SINGLE REVIEW: FMLH (Full Moon Little House) – 77 Echoes
Video
I don’t normally comment on music videos — they rarely influence how I hear a track — but the visual world of ‘77 Echoes’ is impossible to ignore. It’s striking, unsettling, and genuinely affecting, pairing the song’s themes with a poetic metaphor of war, ecological collapse, and eventual rebirth.
The imagery is powerful from the outset: a black deer wandering a desolate forest meets a red-clad soldier, the two figures clashing in a near-mythic juxtaposition. The soldier represents bloodshed; the deer the devastation of a fallen natural world. Their glowing eyes, skeletal hints, and the soldier’s later transformation — turning black, crawling with a macabre, insect-ridden texture — make the narrative feel deeply uneasy.
The death of both deer and soldier lands with particular force. Barbed wire, barren land, and destroyed trees paint a vivid portrait of conflict and the damage it inflicts. It’s bleak, stark, and harrowing.
But the cycle doesn’t end there. From the wreckage comes regrowth — flowers blooming, colours returning, the forest re-establishing itself piece by piece. The palette shifts from monochrome to vibrancy, an intentional pivot from devastation to renewal. By the end, the forest stands reborn, leaving destruction as a fading memory. It’s artful, direct, and emotionally resonant.
Song
The track itself shuffles in with an almost sparkling energy, only to settle into a harrowing, progressive melody that mirrors the emotional arc of the visuals. There’s something dark, macabre, and somber running through its foundations. Synths pulse gently, guitars thicken the air, and the drums grumble beneath everything like distant thunder.
The vocals are a standout — gritty yet arty, delivered with a conviction that makes the emotion feel immediate rather than abstract. They handle the heavy themes with sincerity but without overstepping into melodrama. It’s powerful but understated, allowing the feelings behind the song to sit front and centre.

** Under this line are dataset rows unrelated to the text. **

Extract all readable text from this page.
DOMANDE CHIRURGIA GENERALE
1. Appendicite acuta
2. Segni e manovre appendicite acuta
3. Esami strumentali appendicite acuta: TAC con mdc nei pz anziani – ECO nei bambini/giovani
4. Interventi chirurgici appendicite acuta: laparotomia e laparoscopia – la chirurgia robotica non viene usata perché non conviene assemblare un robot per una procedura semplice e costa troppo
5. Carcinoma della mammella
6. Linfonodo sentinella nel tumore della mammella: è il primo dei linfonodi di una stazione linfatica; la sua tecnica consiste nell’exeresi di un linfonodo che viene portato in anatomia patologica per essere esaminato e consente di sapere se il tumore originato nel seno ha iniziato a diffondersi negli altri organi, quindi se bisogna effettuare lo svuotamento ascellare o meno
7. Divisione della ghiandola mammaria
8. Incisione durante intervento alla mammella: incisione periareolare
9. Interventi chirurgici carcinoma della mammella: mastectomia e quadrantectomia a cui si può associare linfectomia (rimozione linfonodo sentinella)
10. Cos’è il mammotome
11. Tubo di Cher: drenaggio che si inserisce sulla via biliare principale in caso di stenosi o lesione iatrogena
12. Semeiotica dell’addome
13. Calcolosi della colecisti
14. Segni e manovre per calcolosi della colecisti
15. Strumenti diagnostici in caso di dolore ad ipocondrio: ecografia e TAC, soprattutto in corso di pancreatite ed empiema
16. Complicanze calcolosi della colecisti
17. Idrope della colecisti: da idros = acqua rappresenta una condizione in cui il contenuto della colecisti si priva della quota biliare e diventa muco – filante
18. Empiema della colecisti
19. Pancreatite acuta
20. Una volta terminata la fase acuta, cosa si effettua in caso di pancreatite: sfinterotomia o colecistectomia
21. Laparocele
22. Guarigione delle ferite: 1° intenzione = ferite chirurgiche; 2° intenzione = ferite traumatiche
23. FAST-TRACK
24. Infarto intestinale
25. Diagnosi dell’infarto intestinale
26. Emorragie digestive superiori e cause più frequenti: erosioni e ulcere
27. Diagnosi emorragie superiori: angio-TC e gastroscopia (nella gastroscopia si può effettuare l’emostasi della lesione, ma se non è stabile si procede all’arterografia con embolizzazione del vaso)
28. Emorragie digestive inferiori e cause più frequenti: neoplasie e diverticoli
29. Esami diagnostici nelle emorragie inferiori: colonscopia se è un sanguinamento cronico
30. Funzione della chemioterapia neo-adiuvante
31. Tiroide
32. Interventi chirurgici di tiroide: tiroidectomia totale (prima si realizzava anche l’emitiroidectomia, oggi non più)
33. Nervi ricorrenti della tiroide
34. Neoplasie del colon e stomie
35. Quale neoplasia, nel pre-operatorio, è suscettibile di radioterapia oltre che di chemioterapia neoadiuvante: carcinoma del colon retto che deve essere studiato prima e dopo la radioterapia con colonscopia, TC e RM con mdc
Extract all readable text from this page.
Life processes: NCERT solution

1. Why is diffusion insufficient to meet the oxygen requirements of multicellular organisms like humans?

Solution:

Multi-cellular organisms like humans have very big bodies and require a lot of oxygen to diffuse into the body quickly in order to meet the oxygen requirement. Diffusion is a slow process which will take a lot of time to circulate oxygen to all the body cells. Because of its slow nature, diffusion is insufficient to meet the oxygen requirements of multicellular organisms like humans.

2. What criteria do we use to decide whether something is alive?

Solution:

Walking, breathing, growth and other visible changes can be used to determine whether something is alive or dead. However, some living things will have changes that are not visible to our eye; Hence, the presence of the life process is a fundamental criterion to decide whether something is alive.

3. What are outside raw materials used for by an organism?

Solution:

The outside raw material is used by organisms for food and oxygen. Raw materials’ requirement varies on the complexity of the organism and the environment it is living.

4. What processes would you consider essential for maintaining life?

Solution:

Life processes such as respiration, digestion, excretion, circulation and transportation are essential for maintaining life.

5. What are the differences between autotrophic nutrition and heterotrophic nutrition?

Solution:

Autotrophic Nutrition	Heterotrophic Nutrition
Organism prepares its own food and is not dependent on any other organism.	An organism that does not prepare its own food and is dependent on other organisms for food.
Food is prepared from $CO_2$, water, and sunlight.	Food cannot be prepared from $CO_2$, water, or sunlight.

By the midpoint, everything swells into a wall of noise — a chaotic, improvised-feeling burst with a jazz-adjacent looseness and a progressive edge. It’s overwhelming in the right way, capturing a sense of spiralling tension. When the piano arrives, there’s a brief sense of warmth, a flash of brightness before tribal drums begin to pulse and drive the track into its final form.
The last stretch grows louder, rawer, more abrasive. Guitars scream with angular riffs before everything collapses into silence, leaving a lingering heaviness in the air.
Final Thoughts
‘77 Echoes’ isn’t an easy watch or an easy listen — nor is it meant to be. Both the song and the video confront their themes with unflinching honesty. It’s a poignant reflection on conflict, destruction, and the fragile possibility of renewal. Harsh, brave, artful, and deeply human, it’s not a track for the faint-hearted, but it is one that deserves your attention.